Multi-Thread AI Cameras Using High-Speed Active Vision System
In this study, we propose a multi-thread artificial intelligence (AI) camera system that can simultaneously recognize remote objects in desired multiple areas of interest (AOIs), which are distributed in a wide field of view (FOV) by using single image sensor. The proposed multi-thread AI camera consists of an ultrafast active vision system and a convolutional neural network (CNN)-based ultrafast object recognition system. The ultrafast active vision system can function as multiple virtual cameras with high spatial resolution by synchronizing exposure of a high-speed camera and movement of an ultrafast two-axis mirror device at hundreds of hertz, and the CNN-based ultrafast object recognition system simultaneously recognizes the acquired high-frame-rate images in real time.
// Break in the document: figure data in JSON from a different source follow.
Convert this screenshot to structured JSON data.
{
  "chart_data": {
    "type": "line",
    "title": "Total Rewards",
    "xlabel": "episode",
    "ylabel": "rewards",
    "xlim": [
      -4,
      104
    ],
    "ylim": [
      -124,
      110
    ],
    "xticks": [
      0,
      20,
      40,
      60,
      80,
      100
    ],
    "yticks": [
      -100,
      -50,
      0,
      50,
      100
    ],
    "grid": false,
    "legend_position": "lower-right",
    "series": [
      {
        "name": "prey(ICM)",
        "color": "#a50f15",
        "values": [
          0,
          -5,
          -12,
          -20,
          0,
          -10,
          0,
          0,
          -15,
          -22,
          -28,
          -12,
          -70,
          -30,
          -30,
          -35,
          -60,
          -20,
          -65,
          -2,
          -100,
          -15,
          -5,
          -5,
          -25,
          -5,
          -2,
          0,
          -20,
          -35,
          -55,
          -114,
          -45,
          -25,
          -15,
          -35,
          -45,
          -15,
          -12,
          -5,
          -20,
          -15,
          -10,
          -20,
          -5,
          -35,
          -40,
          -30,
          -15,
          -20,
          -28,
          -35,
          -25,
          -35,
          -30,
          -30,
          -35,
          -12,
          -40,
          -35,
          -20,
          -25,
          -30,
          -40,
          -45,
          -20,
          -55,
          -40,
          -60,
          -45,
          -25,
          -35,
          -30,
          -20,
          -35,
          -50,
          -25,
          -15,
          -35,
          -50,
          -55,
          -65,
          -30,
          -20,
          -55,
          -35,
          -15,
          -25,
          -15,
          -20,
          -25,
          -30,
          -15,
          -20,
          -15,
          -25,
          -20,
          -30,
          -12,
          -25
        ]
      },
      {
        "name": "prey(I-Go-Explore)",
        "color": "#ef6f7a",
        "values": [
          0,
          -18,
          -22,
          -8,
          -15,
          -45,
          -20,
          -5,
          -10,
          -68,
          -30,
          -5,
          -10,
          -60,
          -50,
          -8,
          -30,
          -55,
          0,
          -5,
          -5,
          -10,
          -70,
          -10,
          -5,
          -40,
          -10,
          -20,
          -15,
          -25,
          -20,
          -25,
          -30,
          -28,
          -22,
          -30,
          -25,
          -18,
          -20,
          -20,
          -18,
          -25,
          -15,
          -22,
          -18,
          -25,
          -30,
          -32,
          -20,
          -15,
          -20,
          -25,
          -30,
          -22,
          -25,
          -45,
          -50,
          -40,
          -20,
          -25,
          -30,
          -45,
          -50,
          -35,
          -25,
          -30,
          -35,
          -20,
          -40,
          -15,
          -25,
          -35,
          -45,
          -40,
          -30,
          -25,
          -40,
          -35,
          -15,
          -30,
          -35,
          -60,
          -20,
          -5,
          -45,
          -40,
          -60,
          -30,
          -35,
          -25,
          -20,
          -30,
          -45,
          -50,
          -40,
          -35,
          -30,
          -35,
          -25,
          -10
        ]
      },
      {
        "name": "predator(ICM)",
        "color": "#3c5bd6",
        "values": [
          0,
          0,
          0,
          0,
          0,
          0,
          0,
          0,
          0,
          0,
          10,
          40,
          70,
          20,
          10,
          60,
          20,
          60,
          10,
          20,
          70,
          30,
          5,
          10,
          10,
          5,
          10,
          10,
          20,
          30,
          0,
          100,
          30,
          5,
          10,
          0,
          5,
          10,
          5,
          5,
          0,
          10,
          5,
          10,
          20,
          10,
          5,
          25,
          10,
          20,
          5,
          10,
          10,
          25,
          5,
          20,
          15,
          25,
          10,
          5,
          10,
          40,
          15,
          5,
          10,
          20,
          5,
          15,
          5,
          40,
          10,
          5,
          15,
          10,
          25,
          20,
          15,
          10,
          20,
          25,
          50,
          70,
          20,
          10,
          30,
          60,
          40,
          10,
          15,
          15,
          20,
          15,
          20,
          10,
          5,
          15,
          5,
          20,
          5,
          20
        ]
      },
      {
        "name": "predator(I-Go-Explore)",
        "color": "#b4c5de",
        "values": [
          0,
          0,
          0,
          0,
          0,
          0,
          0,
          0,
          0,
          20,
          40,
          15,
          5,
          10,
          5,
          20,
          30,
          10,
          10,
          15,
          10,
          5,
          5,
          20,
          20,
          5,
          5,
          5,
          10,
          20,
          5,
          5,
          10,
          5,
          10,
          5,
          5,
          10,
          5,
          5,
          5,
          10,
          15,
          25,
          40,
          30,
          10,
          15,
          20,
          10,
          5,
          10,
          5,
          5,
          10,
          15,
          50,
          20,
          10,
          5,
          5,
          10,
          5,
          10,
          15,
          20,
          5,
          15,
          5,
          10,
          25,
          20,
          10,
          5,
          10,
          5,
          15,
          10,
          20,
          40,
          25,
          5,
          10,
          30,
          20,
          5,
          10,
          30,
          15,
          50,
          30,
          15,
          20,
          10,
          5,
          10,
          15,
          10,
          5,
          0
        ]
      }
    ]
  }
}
The desired AOIs for monitoring can be automatically determined after rapidly scanning pre-placed visual anchors in the wide FOV at hundreds of fps with object recognition. The effectiveness of the proposed multi-thread AI camera system was demonstrated by conducting several wide area monitoring experiments on quick response (QR) codes and persons in nature spacious scene such as meeting room, which was formerly too wide for a single still camera with wide angle lens to simultaneously acquire clear images.